On s’entend : 2020 aura été éprouvante pour à peu près tout le monde. Dernière tuile à nous tomber sur la tête : l’interdiction des rassemblements pendant les Fêtes. Mais il y a une catégorie de personnes qui aura peut-être la chance de se reposer, voire de se réjouir, de l’annulation de ces célébrations en grosse gang. Qui sont ces ingrats asociaux ? Ce sont les personnes grosses.

Edith Bernier Edith Bernier
Fondatrice de Grossophobie.ca et autrice de Grosse, et puis ? – Connaître et combattre la grossophobie

Les personnes grosses qui ont passé une bonne partie de l’année dans le tordeur inconscient collectif. (Elles ne sont pas les seules, remarquez.) À peine sorties des résolutions de perte de poids et autres régimes du début de l’année 2020, la pandémie leur a imposé un feu roulant de grossophobie. Une déferlante de body shaming, à grands coups de mèmes et autres publications, notamment sur les réseaux sociaux. Partout, on relayait que prendre du poids est la pire chose pouvant émaner du confinement.
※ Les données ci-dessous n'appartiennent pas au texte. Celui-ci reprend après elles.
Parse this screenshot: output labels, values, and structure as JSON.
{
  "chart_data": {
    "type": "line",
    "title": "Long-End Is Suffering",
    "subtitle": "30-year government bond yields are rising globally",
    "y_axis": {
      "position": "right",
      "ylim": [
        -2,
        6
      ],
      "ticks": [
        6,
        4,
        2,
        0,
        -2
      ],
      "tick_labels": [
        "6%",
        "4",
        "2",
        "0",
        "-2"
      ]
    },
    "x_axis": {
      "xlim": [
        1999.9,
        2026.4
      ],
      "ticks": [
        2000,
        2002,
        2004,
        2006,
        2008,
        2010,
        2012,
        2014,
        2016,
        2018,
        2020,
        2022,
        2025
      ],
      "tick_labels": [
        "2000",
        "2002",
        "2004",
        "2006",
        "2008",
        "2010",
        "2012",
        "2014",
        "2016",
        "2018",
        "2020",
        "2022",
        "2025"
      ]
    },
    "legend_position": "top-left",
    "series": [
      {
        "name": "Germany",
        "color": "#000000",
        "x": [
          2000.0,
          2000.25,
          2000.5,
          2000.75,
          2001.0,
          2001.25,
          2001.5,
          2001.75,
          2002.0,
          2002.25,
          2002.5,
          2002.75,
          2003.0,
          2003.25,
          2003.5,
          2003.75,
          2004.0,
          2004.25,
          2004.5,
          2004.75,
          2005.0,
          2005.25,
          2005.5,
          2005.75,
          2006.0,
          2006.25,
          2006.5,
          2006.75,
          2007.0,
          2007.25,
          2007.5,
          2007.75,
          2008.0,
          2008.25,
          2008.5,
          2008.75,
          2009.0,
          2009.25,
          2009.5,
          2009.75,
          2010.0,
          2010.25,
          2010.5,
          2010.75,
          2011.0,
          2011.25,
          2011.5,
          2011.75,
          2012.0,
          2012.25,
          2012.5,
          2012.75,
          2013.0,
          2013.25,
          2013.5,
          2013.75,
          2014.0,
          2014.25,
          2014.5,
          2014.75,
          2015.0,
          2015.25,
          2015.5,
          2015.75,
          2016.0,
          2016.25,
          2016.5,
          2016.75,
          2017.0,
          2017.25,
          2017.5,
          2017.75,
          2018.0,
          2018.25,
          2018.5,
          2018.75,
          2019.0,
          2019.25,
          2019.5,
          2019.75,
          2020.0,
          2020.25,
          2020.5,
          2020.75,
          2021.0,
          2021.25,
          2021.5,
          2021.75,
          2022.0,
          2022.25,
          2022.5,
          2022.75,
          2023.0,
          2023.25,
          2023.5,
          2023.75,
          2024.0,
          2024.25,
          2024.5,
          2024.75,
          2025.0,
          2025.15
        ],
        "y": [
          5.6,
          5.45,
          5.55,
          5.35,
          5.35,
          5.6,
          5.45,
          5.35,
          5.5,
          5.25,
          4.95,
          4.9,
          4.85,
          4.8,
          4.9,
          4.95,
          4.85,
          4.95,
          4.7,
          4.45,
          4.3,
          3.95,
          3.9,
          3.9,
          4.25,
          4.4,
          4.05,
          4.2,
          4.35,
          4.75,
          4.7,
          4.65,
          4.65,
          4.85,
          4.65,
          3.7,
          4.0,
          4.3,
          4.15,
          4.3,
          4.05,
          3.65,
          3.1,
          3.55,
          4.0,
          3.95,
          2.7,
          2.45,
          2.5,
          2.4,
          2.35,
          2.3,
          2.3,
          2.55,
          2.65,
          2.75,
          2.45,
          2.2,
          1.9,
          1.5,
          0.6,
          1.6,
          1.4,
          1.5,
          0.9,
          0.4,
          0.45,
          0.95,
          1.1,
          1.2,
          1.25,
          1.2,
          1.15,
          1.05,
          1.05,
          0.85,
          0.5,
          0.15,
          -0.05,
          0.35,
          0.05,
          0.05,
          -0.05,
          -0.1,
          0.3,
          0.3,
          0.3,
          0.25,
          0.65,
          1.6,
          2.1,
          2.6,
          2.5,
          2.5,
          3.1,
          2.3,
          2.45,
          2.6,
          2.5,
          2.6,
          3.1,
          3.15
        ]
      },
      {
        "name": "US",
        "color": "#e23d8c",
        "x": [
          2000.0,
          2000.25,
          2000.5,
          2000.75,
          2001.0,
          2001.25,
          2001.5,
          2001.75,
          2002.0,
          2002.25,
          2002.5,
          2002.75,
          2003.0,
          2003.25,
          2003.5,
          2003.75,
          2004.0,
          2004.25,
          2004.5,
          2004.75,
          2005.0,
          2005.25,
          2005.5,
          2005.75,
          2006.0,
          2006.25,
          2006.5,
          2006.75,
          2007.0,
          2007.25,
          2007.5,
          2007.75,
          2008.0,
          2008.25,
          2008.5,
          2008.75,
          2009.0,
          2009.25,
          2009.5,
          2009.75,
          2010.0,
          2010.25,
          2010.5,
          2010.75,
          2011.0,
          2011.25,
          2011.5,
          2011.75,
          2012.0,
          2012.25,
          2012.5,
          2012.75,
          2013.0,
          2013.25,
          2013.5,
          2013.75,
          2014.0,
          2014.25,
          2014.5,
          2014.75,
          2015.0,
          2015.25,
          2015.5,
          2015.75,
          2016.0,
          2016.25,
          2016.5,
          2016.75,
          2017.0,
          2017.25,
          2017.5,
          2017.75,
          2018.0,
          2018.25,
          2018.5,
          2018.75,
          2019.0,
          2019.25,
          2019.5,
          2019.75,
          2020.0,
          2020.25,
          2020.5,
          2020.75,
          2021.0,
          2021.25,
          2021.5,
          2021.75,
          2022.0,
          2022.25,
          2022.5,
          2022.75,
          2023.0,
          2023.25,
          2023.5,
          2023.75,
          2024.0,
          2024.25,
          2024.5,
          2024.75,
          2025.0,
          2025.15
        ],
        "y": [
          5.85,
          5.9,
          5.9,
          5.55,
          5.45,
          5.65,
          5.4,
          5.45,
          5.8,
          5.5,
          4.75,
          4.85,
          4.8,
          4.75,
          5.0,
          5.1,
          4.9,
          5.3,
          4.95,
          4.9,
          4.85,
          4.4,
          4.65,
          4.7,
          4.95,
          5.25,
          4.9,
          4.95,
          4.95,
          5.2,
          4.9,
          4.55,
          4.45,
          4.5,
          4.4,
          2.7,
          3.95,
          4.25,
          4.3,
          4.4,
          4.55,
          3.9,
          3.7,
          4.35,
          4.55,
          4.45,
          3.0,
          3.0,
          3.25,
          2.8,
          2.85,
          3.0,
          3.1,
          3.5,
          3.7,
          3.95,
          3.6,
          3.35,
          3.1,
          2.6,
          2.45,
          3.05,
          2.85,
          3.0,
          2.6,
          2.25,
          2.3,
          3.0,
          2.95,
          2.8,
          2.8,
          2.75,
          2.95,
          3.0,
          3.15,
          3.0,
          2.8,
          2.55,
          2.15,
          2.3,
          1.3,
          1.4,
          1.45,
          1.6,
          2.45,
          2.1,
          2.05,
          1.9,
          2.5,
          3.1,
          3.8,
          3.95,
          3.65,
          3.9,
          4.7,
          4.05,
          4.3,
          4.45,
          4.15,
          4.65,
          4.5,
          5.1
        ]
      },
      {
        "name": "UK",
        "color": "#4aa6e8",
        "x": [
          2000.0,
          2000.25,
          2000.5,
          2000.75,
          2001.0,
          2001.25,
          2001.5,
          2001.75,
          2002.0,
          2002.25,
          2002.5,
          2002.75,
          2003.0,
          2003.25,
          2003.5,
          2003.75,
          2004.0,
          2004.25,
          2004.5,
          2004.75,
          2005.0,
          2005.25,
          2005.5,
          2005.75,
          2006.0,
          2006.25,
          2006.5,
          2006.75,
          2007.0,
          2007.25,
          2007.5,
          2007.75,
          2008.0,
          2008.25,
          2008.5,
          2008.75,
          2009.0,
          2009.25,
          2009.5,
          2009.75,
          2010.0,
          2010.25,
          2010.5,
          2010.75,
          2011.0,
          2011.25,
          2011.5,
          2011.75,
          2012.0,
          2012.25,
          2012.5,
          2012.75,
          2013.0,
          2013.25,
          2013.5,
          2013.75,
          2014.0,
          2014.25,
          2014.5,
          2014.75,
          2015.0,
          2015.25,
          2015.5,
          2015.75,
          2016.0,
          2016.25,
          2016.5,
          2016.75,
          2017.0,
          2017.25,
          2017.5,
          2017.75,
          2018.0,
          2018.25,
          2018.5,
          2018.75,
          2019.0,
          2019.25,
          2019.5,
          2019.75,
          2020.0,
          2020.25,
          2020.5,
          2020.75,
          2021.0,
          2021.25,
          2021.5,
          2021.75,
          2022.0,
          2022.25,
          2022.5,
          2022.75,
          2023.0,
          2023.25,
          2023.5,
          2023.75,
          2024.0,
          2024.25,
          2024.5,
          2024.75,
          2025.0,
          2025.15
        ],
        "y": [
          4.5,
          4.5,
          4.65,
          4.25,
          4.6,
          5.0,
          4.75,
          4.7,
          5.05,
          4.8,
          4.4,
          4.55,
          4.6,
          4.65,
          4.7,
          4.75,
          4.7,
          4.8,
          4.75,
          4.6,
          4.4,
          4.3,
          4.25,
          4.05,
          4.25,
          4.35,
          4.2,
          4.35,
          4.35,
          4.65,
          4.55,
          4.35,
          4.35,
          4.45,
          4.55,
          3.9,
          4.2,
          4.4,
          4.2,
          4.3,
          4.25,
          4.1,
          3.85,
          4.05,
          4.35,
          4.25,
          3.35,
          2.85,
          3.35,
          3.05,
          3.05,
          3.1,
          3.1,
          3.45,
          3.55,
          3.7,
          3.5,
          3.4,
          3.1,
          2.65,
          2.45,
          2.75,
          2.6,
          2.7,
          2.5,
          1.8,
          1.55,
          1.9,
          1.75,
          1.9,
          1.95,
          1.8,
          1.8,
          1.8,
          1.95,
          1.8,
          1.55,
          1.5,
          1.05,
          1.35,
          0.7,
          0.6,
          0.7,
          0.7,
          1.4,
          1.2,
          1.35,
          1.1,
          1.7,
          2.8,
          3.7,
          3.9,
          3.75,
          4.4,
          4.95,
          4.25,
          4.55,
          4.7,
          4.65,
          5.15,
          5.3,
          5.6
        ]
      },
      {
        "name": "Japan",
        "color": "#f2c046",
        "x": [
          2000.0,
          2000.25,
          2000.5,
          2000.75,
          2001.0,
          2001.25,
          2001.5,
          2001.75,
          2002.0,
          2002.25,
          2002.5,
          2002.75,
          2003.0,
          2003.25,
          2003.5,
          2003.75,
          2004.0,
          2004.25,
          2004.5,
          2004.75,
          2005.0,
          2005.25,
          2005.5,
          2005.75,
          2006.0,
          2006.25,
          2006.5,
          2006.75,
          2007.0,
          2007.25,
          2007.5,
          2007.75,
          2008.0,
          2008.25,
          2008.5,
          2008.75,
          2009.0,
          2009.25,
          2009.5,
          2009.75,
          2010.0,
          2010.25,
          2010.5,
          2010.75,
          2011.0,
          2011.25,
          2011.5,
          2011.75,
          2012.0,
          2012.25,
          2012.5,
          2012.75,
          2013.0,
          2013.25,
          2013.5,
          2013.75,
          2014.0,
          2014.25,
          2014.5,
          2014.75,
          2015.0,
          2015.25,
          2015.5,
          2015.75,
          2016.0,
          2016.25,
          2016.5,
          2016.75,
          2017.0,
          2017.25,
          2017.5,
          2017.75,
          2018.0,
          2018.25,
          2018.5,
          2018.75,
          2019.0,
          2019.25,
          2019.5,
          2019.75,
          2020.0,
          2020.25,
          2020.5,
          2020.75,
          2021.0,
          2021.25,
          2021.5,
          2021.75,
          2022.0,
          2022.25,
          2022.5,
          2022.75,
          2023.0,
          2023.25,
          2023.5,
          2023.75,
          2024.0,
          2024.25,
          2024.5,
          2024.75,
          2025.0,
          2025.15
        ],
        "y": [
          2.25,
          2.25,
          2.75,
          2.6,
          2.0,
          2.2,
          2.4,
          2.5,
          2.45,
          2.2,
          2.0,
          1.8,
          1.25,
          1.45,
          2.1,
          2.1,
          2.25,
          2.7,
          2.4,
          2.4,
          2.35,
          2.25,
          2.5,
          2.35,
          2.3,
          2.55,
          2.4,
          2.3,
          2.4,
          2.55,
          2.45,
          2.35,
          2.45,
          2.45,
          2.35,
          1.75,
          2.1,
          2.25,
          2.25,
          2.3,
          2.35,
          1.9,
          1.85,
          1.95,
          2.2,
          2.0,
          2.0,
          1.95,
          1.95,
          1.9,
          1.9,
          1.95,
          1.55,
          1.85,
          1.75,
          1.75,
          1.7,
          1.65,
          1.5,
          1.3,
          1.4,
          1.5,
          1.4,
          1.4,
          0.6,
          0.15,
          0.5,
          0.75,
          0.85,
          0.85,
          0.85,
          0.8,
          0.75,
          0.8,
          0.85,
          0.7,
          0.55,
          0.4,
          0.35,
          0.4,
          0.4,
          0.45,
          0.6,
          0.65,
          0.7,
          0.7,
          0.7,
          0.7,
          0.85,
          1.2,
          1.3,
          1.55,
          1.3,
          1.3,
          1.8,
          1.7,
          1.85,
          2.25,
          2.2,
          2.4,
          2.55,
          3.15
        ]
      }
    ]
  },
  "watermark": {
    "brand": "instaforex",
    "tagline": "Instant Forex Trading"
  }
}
C’est à se demander si on n’avait pas oublié que c’est une pandémie qui nous avait menés à cet isolement forcé. Que c’est un virus dangereux qui leur avait imposé ce nouveau duel quotidien, soit celui de devoir résister à ouvrir leur frigo et leur garde-manger.

Pendant des mois, on nous a rappelé que nous étions la représentation du « cauchemar corporel » des Québécois.

Ces personnes grosses qui encore trop souvent pendant le temps des Fêtes se font questionner sur leur poids (« As-tu engraissé ? ») ou leur consommation alimentaire (« Es-tu sûre que tu devrais manger tout ça ? »). Qui se voient offrir des conseils en tout genre (« Essaie telle diète. Ç’a marché pour matante Pierrette, on ne la reconnaît plus ! »), généralement non sollicités.

Une pause

Pendant le temps des Fêtes de 2020, les personnes grosses auront droit à un break des « Mon doux, je ne devrais pas » de la cousine qui fait la moitié de leur poids qui a honte de son dessert. Des résolutions et autres laïus de perte de poids du soir du 31 décembre. Pas de « Si tu veux te faire un p’tit chum [ou une p’tite blonde], faudrait faire un effort, hein ? » avec un petit regard se voulant à la fois désapprobateur et malgré tout complice.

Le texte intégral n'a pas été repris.